Figure 1 is a schematic cross-sectional view of a device conventionally used to cut objects with a laser beam.
FIGS. 2a and 2d are a front view and a side view of the cut part showing a workpiece cut by the conventional method,
Figures 2b and f are a front view and a side view of the cutting part of a workpiece cut according to the present invention, and Figure 3 is a longitudinal cross-section showing the cutting head, sub-nozzle, and workpiece according to the present invention. It is a diagram. FIG. 4 is a diagram showing the state of cutting when the steel plate reaches a high temperature state.
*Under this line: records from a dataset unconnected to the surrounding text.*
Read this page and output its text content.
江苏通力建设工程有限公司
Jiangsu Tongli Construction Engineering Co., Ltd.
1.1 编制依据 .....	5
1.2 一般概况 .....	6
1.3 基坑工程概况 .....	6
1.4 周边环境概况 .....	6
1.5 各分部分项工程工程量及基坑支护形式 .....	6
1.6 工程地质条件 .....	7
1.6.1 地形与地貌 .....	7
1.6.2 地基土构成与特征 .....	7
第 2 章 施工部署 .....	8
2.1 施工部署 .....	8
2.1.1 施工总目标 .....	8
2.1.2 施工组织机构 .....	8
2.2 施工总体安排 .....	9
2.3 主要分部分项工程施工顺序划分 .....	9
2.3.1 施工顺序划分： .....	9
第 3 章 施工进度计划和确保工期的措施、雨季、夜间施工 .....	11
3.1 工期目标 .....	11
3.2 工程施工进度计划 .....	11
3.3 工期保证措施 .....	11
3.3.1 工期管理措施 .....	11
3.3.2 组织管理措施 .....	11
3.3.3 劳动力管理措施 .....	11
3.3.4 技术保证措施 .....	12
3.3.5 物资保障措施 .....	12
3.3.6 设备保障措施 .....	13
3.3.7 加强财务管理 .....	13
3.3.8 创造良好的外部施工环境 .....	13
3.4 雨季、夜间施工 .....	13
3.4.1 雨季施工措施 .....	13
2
FIG. 5 is an explanatory diagram showing the configuration of the present invention. 1: Laser beam, 2: Cutting head, 3: Condensing lens, 4: Cutting nozzle, 5: Main nozzle hole, 6:
Assist gas supply port, 7: Workpiece, 7': Test piece, 8: Cut surface, 9: Molten oxide, 10: First sub nozzle, 11: First sub nozzle hole, 20: Second sub nozzle, 21: second sub-nozzle hole, 30: preliminary heating source, _G1 : main nozzle gas, _G2 : first sub-nozzle gas,
G ₃ : Second sub nozzle gas, P ₀ : Laser beam irradiation position, P ₁ : First sub nozzle gas injection position, P ₂ : Second sub nozzle gas injection position, P ₃ : Preheating position,
L ₁ : Distance between P ₀ and P ₁ , L ₂ : Distance between P ₁ and P ₂ , L ₃ : P ₀
and P ₃ interval.

Claims (1)

[Claims] 1. A method of cutting a steel plate by irradiating the steel plate with a laser beam and injecting a first gas consisting of oxygen and an inert gas in substantially the same direction as the laser beam, After preheating the part with another heat source, a laser beam is irradiated, and a second gas consisting of an inert gas is applied to the surface of the steel plate, which is different from the laser beam incident position, near the cutting position, and a second gas consisting of an inert gas is applied to the back side. A method for cutting a steel plate using a laser beam, the method comprising injecting a third gas having the following properties. 2. A means for projecting a laser beam onto a steel plate, a means for preheating the steel plate prior to laser beam projection, and a cutting method for injecting a first gas consisting of oxygen and an inert gas in substantially the same direction with respect to the laser beam. a nozzle; a sub-nozzle arranged at an angle with respect to the cutting nozzle for injecting a second gas made of an inert gas to the vicinity of the cut portion on the surface of the steel plate; and a third gas made of the inert gas applied to the steel plate. A device for cutting a steel plate using a laser beam, comprising: a nozzle for spraying a spray near the cutting part on the back surface.